Indonesia’s President Joko Widodo has called for the close supervision of numerous potential new coronavirus (COVID-19) clusters in a bid to contain further spread of the disease.
In a virtual limited meeting at the Bogor Presidential Palace on Monday (4 May), the president named some of the potential new clusters, including industrial clusters, mudik clusters and migrant worker clusters.
63 workers at Sampoerna cigarette factory in Surabaya tested positive for COVID-19
East Java’s capital Surabaya has seen the surge in the numbers of COVID-19 cases after 63 workers out of 123 at the Sampoerna cigarette factory who underwent swab tests were confirmed to have COVID-19 as of Sunday (4 May), Kompas wrote.
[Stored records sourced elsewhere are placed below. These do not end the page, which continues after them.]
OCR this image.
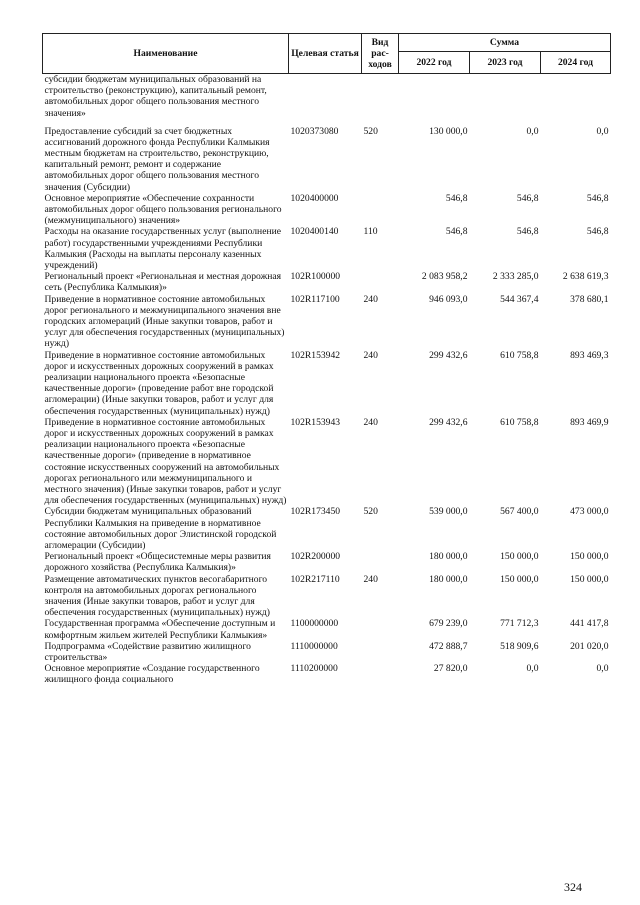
Наименование	Целевая статья	Вид рас-ходов	Сумма		
			2022 год	2023 год	2024 год
субсидии бюджетам муниципальных образований на строительство (реконструкцию), капитальный ремонт, автомобильных дорог общего пользования местного значения»					
Предоставление субсидий за счет бюджетных ассигнований дорожного фонда Республики Калмыкия местным бюджетам на строительство, реконструкцию, капитальный ремонт, ремонт и содержание автомобильных дорог общего пользования местного значения (Субсидии)	1020373080	520	130 000,0	0,0	0,0
Основное мероприятие «Обеспечение сохранности автомобильных дорог общего пользования регионального (межмуниципального) значения»	1020400000		546,8	546,8	546,8
Расходы на оказание государственных услуг (выполнение работ) государственными учреждениями Республики Калмыкия (Расходы на выплаты персоналу казенных учреждений)	1020400140	110	546,8	546,8	546,8
Региональный проект «Региональная и местная дорожная сеть (Республика Калмыкия)»	102R100000		2 083 958,2	2 333 285,0	2 638 619,3
Приведение в нормативное состояние автомобильных дорог регионального и межмуниципального значения вне городских агломераций (Иные закупки товаров, работ и услуг для обеспечения государственных (муниципальных) нужд)	102R117100	240	946 093,0	544 367,4	378 680,1
Приведение в нормативное состояние автомобильных дорог и искусственных дорожных сооружений в рамках реализации национального проекта «Безопасные качественные дороги» (проведение работ вне городской агломерации) (Иные закупки товаров, работ и услуг для обеспечения государственных (муниципальных) нужд)	102R153942	240	299 432,6	610 758,8	893 469,3
Приведение в нормативное состояние автомобильных дорог и искусственных дорожных сооружений в рамках реализации национального проекта «Безопасные качественные дороги» (приведение в нормативное состояние искусственных сооружений на автомобильных дорогах регионального или межмуниципального и местного значения) (Иные закупки товаров, работ и услуг для обеспечения государственных (муниципальных) нужд)	102R153943	240	299 432,6	610 758,8	893 469,9
Субсидии бюджетам муниципальных образований Республики Калмыкия на приведение в нормативное состояние автомобильных дорог Элистинской городской агломерации (Субсидии)	102R173450	520	539 000,0	567 400,0	473 000,0
Региональный проект «Общесистемные меры развития дорожного хозяйства (Республика Калмыкия)»	102R200000		180 000,0	150 000,0	150 000,0
Размещение автоматических пунктов весогабаритного контроля на автомобильных дорогах регионального значения (Иные закупки товаров, работ и услуг для обеспечения государственных (муниципальных) нужд)	102R217110	240	180 000,0	150 000,0	150 000,0
Государственная программа «Обеспечение доступным и комфортным жильем жителей Республики Калмыкия»	1100000000		679 239,0	771 712,3	441 417,8
Подпрограмма «Содействие развитию жилищного строительства»	1110000000		472 888,7	518 909,6	201 020,0
Основное мероприятие «Создание государственного жилищного фонда социального	1110200000		27 820,0	0,0	0,0
324
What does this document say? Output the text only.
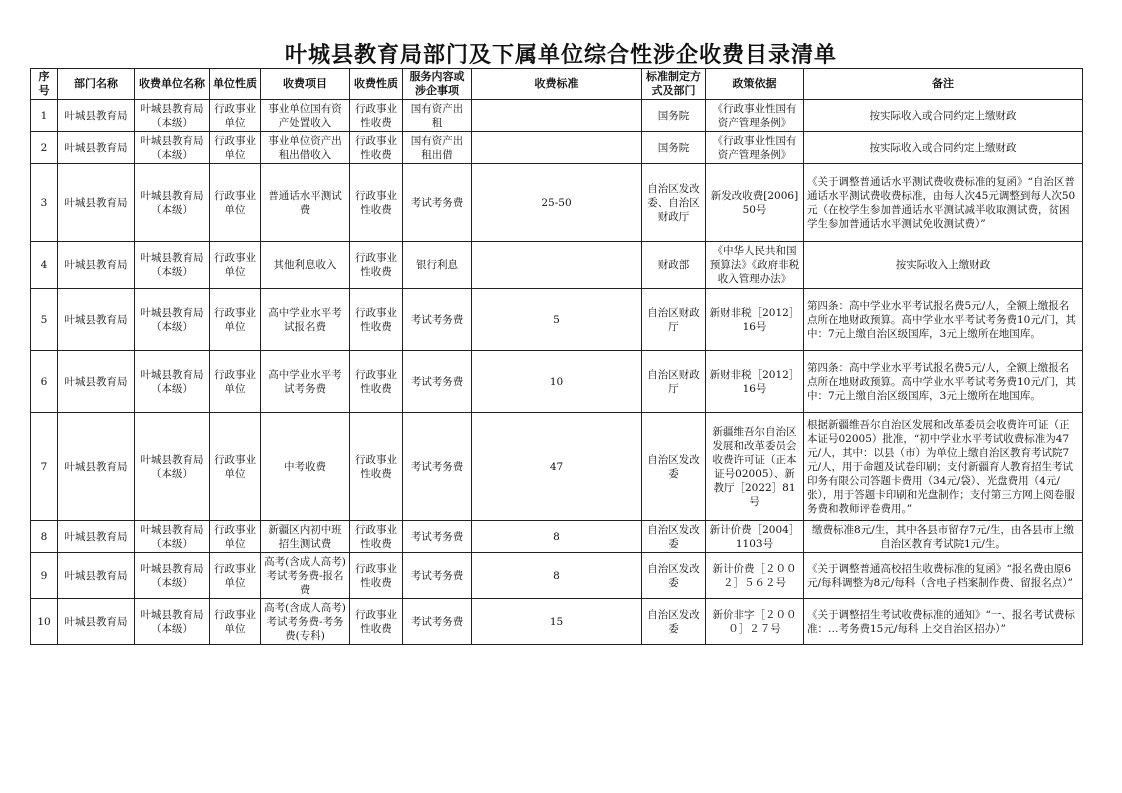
叶城县教育局部门及下属单位综合性涉企收费目录清单
序号	部门名称	收费单位名称	单位性质	收费项目	收费性质	服务内容或涉企事项	收费标准	标准制定方式及部门	政策依据	备注
1	叶城县教育局	叶城县教育局（本级）	行政事业单位	事业单位国有资产处置收入	行政事业性收费	国有资产出租		国务院	《行政事业性国有资产管理条例》	按实际收入或合同约定上缴财政
2	叶城县教育局	叶城县教育局（本级）	行政事业单位	事业单位资产出租出借收入	行政事业性收费	国有资产出租出借		国务院	《行政事业性国有资产管理条例》	按实际收入或合同约定上缴财政
3	叶城县教育局	叶城县教育局（本级）	行政事业单位	普通话水平测试费	行政事业性收费	考试考务费	25-50	自治区发改委、自治区财政厅	新发改收费[2006]50号	《关于调整普通话水平测试费收费标准的复函》“自治区普通话水平测试费收费标准，由每人次45元调整到每人次50元（在校学生参加普通话水平测试减半收取测试费，贫困学生参加普通话水平测试免收测试费）”
4	叶城县教育局	叶城县教育局（本级）	行政事业单位	其他利息收入	行政事业性收费	银行利息		财政部	《中华人民共和国预算法》《政府非税收入管理办法》	按实际收入上缴财政
5	叶城县教育局	叶城县教育局（本级）	行政事业单位	高中学业水平考试报名费	行政事业性收费	考试考务费	5	自治区财政厅	新财非税［2012］16号	第四条：高中学业水平考试报名费5元/人，全额上缴报名点所在地财政预算。高中学业水平考试考务费10元/门，其中：7元上缴自治区级国库，3元上缴所在地国库。
6	叶城县教育局	叶城县教育局（本级）	行政事业单位	高中学业水平考试考务费	行政事业性收费	考试考务费	10	自治区财政厅	新财非税［2012］16号	第四条：高中学业水平考试报名费5元/人，全额上缴报名点所在地财政预算。高中学业水平考试考务费10元/门，其中：7元上缴自治区级国库，3元上缴所在地国库。
7	叶城县教育局	叶城县教育局（本级）	行政事业单位	中考收费	行政事业性收费	考试考务费	47	自治区发改委	新疆维吾尔自治区发展和改革委员会收费许可证（正本证号02005）、新教厅［2022］81号	根据新疆维吾尔自治区发展和改革委员会收费许可证（正本证号02005）批准，“初中学业水平考试收费标准为47元/人，其中：以县（市）为单位上缴自治区教育考试院7元/人，用于命题及试卷印刷；支付新疆育人教育招生考试印务有限公司答题卡费用（34元/袋）、光盘费用（4元/张），用于答题卡印刷和光盘制作；支付第三方网上阅卷服务费和教师评卷费用。”
8	叶城县教育局	叶城县教育局（本级）	行政事业单位	新疆区内初中班招生测试费	行政事业性收费	考试考务费	8	自治区发改委	新计价费［2004］1103号	缴费标准8元/生，其中各县市留存7元/生，由各县市上缴自治区教育考试院1元/生。
9	叶城县教育局	叶城县教育局（本级）	行政事业单位	高考(含成人高考)考试考务费-报名费	行政事业性收费	考试考务费	8	自治区发改委	新计价费［２００２］５６２号	《关于调整普通高校招生收费标准的复函》“报名费由原6元/每科调整为8元/每科（含电子档案制作费、留报名点）”
10	叶城县教育局	叶城县教育局（本级）	行政事业单位	高考(含成人高考)考试考务费-考务费(专科)	行政事业性收费	考试考务费	15	自治区发改委	新价非字［２０００］２７号	《关于调整招生考试收费标准的通知》“一、报名考试费标准：…考务费15元/每科 上交自治区招办）”
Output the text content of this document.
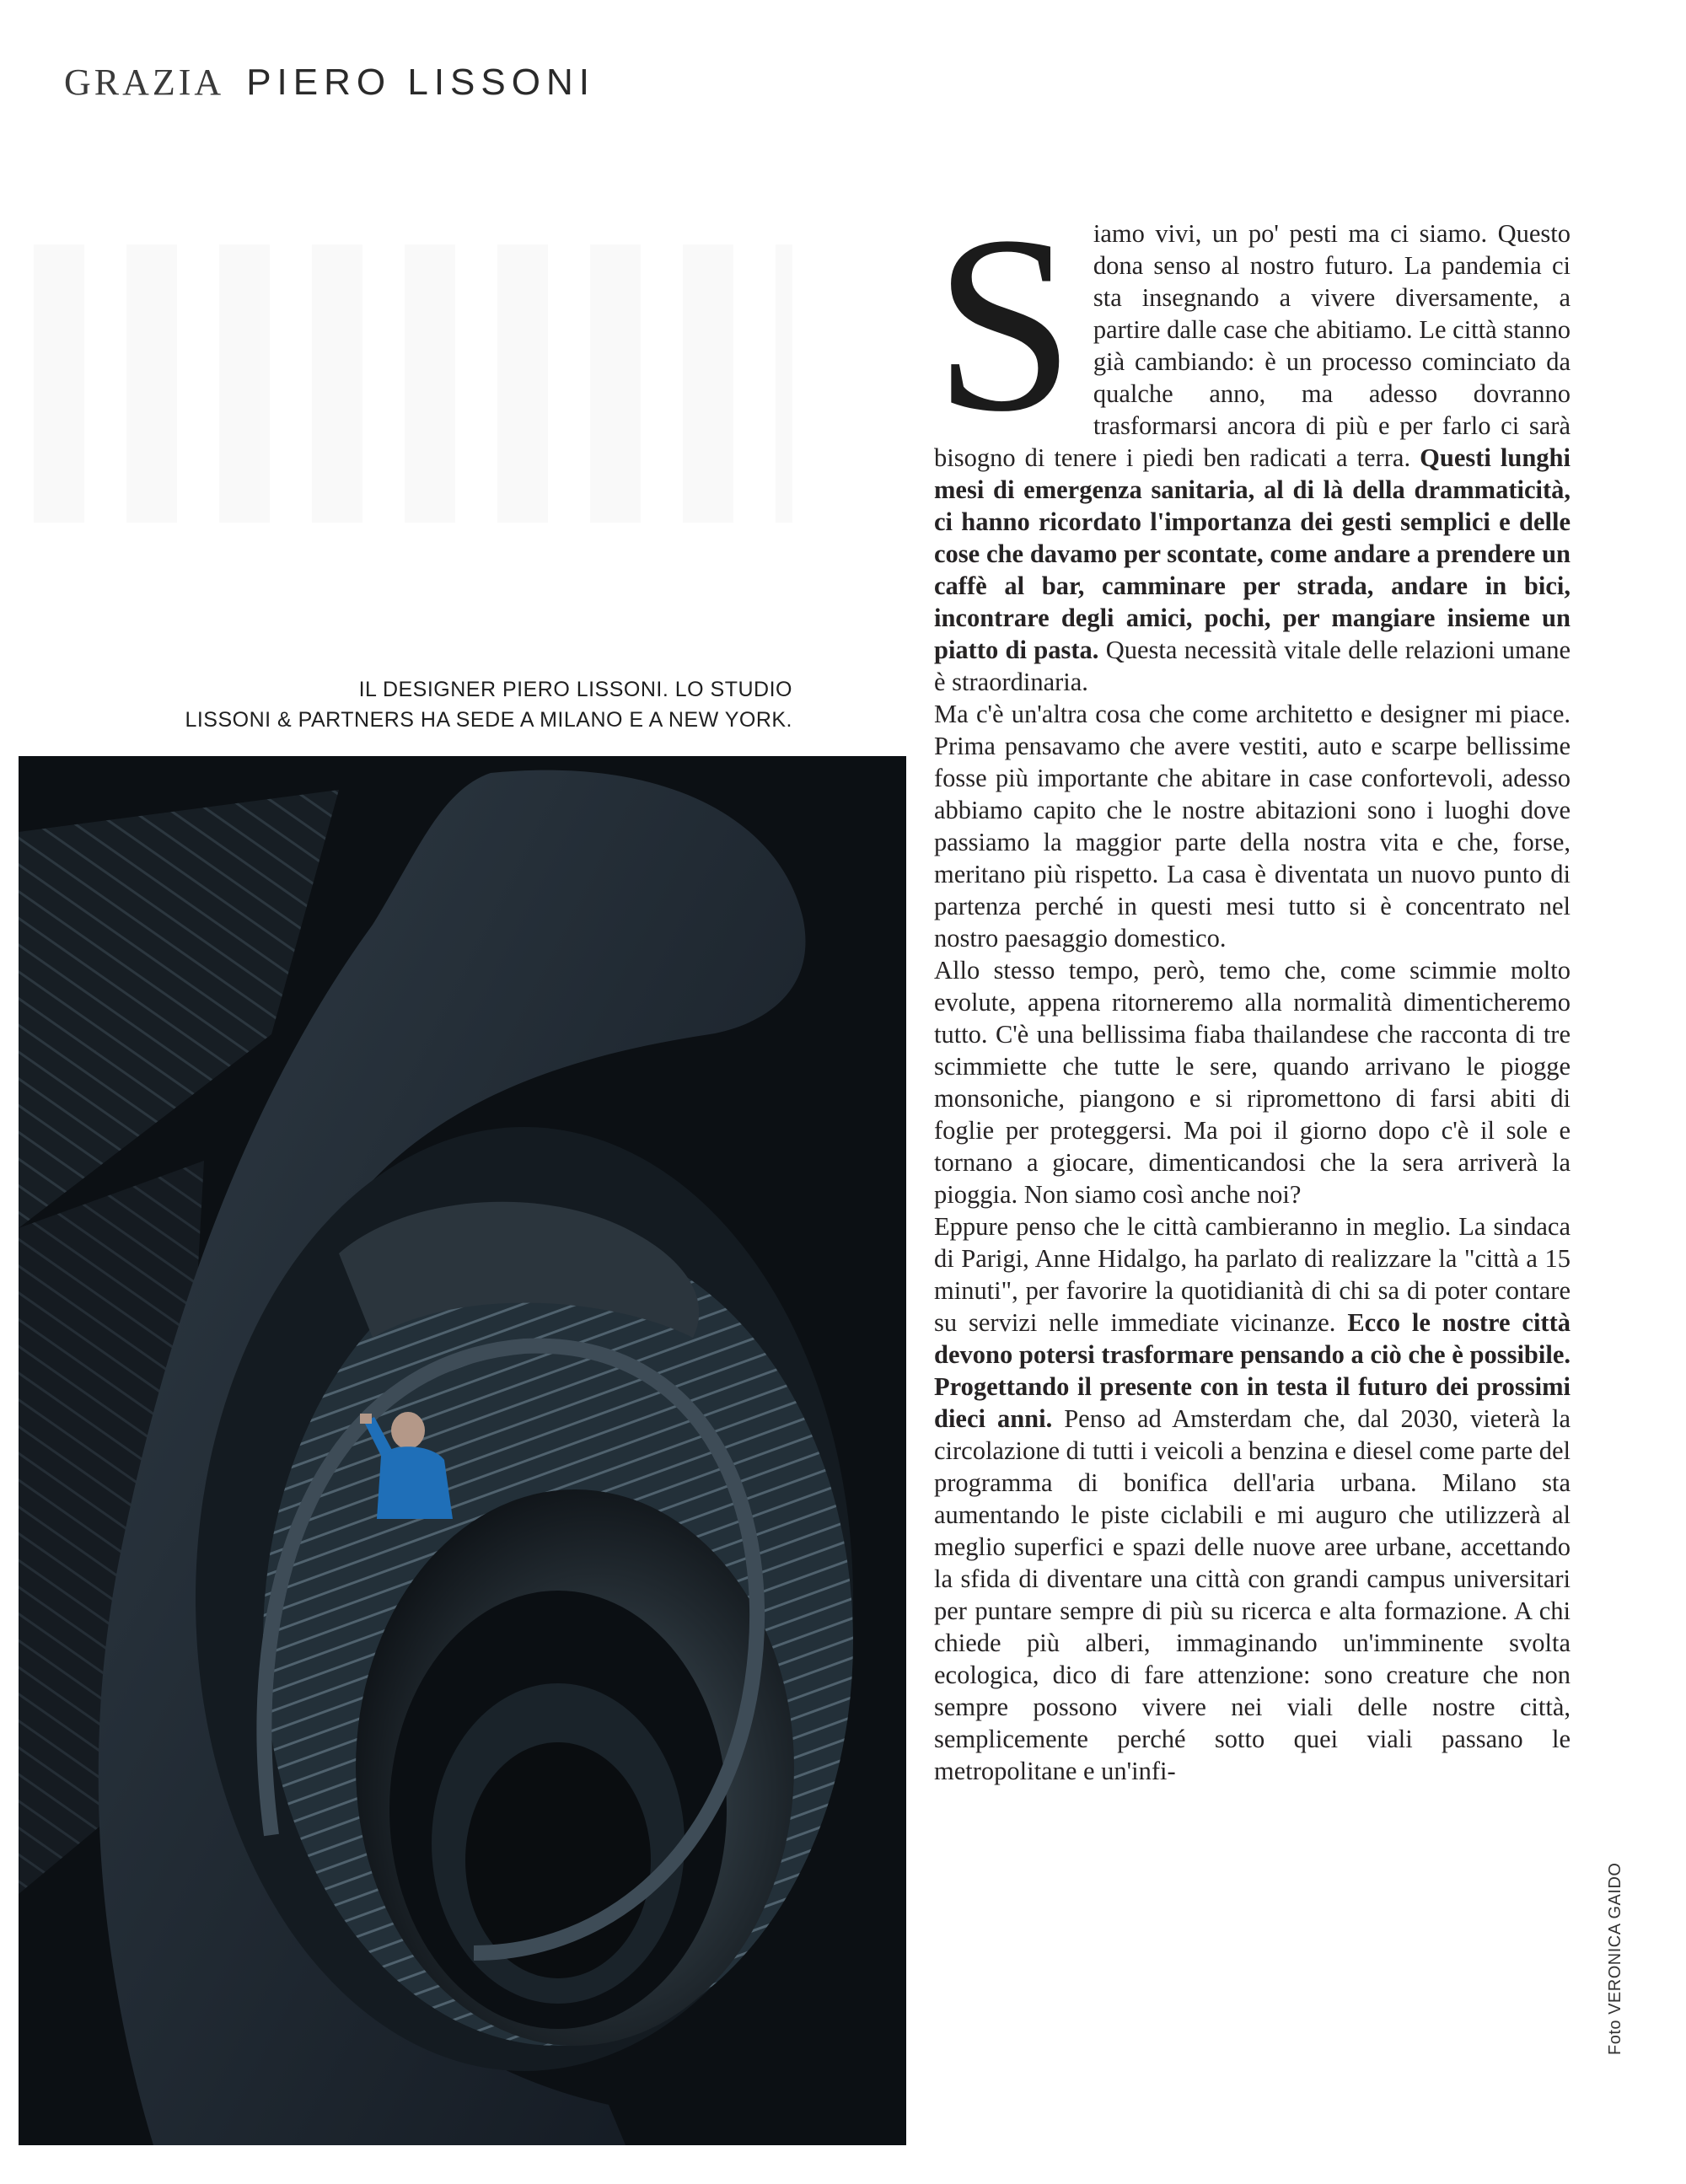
GRAZIA PIERO LISSONI
IL DESIGNER PIERO LISSONI. LO STUDIO
LISSONI & PARTNERS HA SEDE A MILANO E A NEW YORK.
S iamo vivi, un po' pesti ma ci siamo. Questo dona senso al nostro futuro. La pandemia ci sta insegnando a vivere diversamente, a partire dalle case che abitiamo. Le città stanno già cambiando: è un processo cominciato da qualche anno, ma adesso dovranno trasformarsi ancora di più e per farlo ci sarà bisogno di tenere i piedi ben radicati a terra. Questi lunghi mesi di emergenza sanitaria, al di là della drammaticità, ci hanno ricordato l'importanza dei gesti semplici e delle cose che davamo per scontate, come andare a prendere un caffè al bar, camminare per strada, andare in bici, incontrare degli amici, pochi, per mangiare insieme un piatto di pasta. Questa necessità vitale delle relazioni umane è straordinaria.

Ma c'è un'altra cosa che come architetto e designer mi piace. Prima pensavamo che avere vestiti, auto e scarpe bellissime fosse più importante che abitare in case confortevoli, adesso abbiamo capito che le nostre abitazioni sono i luoghi dove passiamo la maggior parte della nostra vita e che, forse, meritano più rispetto. La casa è diventata un nuovo punto di partenza perché in questi mesi tutto si è concentrato nel nostro paesaggio domestico.

Allo stesso tempo, però, temo che, come scimmie molto evolute, appena ritorneremo alla normalità dimenticheremo tutto. C'è una bellissima fiaba thailandese che racconta di tre scimmiette che tutte le sere, quando arrivano le piogge monsoniche, piangono e si ripromettono di farsi abiti di foglie per proteggersi. Ma poi il giorno dopo c'è il sole e tornano a giocare, dimenticandosi che la sera arriverà la pioggia. Non siamo così anche noi?

Eppure penso che le città cambieranno in meglio. La sindaca di Parigi, Anne Hidalgo, ha parlato di realizzare la "città a 15 minuti", per favorire la quotidianità di chi sa di poter contare su servizi nelle immediate vicinanze. Ecco le nostre città devono potersi trasformare pensando a ciò che è possibile. Progettando il presente con in testa il futuro dei prossimi dieci anni. Penso ad Amsterdam che, dal 2030, vieterà la circolazione di tutti i veicoli a benzina e diesel come parte del programma di bonifica dell'aria urbana. Milano sta aumentando le piste ciclabili e mi auguro che utilizzerà al meglio superfici e spazi delle nuove aree urbane, accettando la sfida di diventare una città con grandi campus universitari per puntare sempre di più su ricerca e alta formazione. A chi chiede più alberi, immaginando un'imminente svolta ecologica, dico di fare attenzione: sono creature che non sempre possono vivere nei viali delle nostre città, semplicemente perché sotto quei viali passano le metropolitane e un'infi-

Foto VERONICA GAIDO
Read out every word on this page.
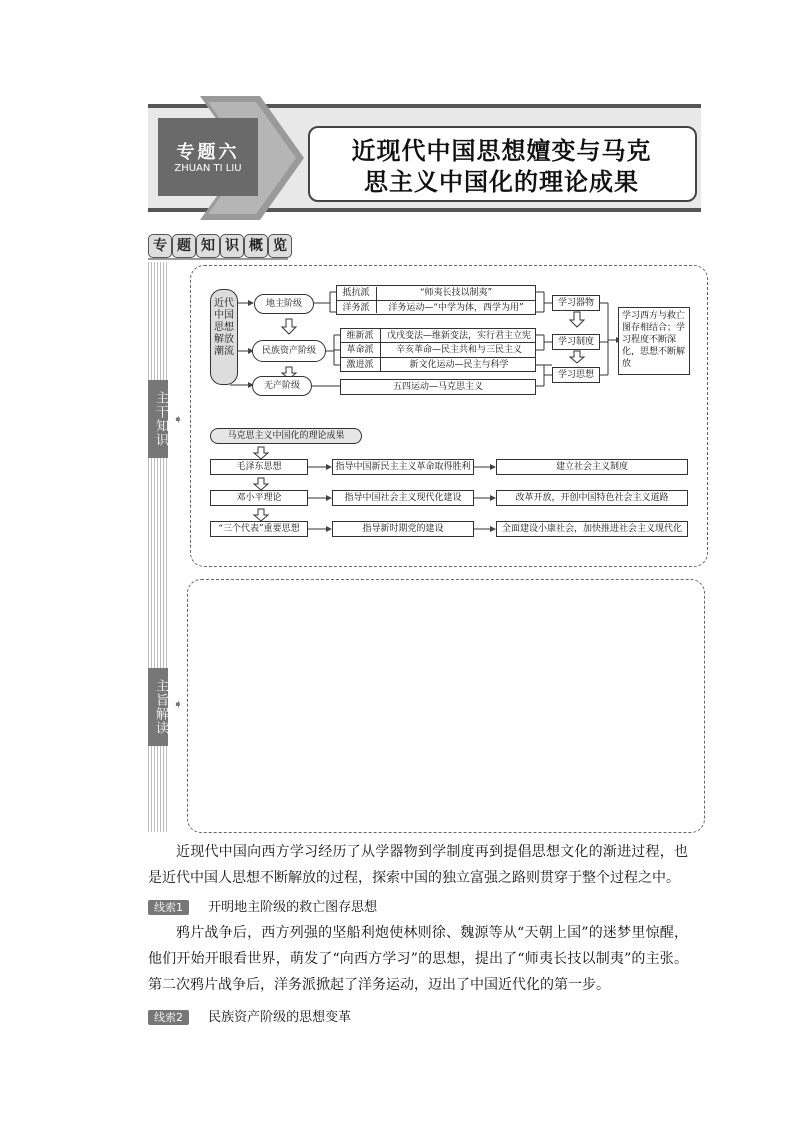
专题六
ZHUAN TI LIU
近现代中国思想嬗变与马克
思主义中国化的理论成果
专 题 知 识 概 览
主干知识 ➧
主旨解读 ➧
近代中国思想解放潮流
地主阶级
民族资产阶级
无产阶级
抵抗派	“师夷长技以制夷”
洋务派	洋务运动—“中学为体，西学为用”
维新派	戊戌变法—维新变法，实行君主立宪
革命派	辛亥革命—民主共和与三民主义
激进派	新文化运动—民主与科学
五四运动—马克思主义
学习器物
学习制度
学习思想
学习西方与救亡图存相结合；学习程度不断深化，思想不断解放
马克思主义中国化的理论成果
毛泽东思想	指导中国新民主主义革命取得胜利	建立社会主义制度
邓小平理论	指导中国社会主义现代化建设	改革开放，开创中国特色社会主义道路
“三个代表”重要思想	指导新时期党的建设	全面建设小康社会，加快推进社会主义现代化
近现代中国向西方学习经历了从学器物到学制度再到提倡思想文化的渐进过程，也是近代中国人思想不断解放的过程，探索中国的独立富强之路则贯穿于整个过程之中。
线索1 开明地主阶级的救亡图存思想
鸦片战争后，西方列强的坚船利炮使林则徐、魏源等从“天朝上国”的迷梦里惊醒，他们开始开眼看世界，萌发了“向西方学习”的思想，提出了“师夷长技以制夷”的主张。第二次鸦片战争后，洋务派掀起了洋务运动，迈出了中国近代化的第一步。
线索2 民族资产阶级的思想变革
The increase in the numbers of COVID-19 cases in the Sampoerna factory began when two workers declared as a patient under observation (PDP) died on 14 April, leading to the tracing of the deceased workers’ close contacts.
Both workers continued to work even though they had to be in quarantine, Surabaya Mayor Tri Rismaharini revealed last Thursday (30 April).
24 confirmed COVID-19 cases found at Simustika cigarette factory in Tulungagung
Besides Sampoerna, COVID-19 cases were also discovered at a traditional cigarette (kretek) factory Simustika in East Java’s Tulungagung.
Head of East Java’s COVID-19 Task Force, Dr Kohar Hari Santoso, said that 24 out of 246 workers at the factory were tested positive based on the rapid test. He added that they will also undergo swab tests.
The Ijtima Ulama event in Gowa, South Sulawesi
One of the new clusters, called the Gowa cluster, was traced to a religious gathering called the Ijtima Ulama Asia, which was supposed to be held in one of the districts in South Sulawesi before it was cancelled.
The first COVID-19 case in Gorontalo was from the Gowa cluster, Gorontalo Governor Rusli Habibie confirmed on 10 April.
However, the governor felt that the first patient had kept his condition a secret.
As many as six residents of Pekalongan, Central Java, who attended the event were also found to be COVID-19 positive despite showing no symptoms, Kompas wrote on 30 April.
“We will trace whoever has contacts with them. We will test them too,” the Pekalongan City Administration stated.
Migrant workers should not be stigmatized as virus carriers, says NGO
President Joko Widodo also noted that more than 100,000 Indonesian migrant workers will return to Indonesia due to the restrictions on movement imposed in other countries, including neighbouring Malaysia and Singapore.
“We should monitor this situation thoroughly. Based on the report I received, 89,000 migrant workers have returned, and there will be 16,000 more,” said Mr Widodo.
However, MIGRANT CARE, an Indonesian non-profit organization providing support for migrant workers, warned that the president’s statement should not be taken as proof that all returning migrant workers are carriers of the virus, who will then infect their families.
“For Indonesian migrant workers returning home with symptoms and categorised as patients under observation, the central government must provide a place for quarantine and hospital in compliance with the World Health Organization (WHO) standard. The state should pay for the treatment,” MIGRANT CARE executive director Wahyu Susilo told Kumparan.
Neighbouring Singapore has seen a sharp increase in the numbers of confirmed COVID-19 cases, following clusters in crowded migrant worker dormitories, leading to over 16,000 cases so far.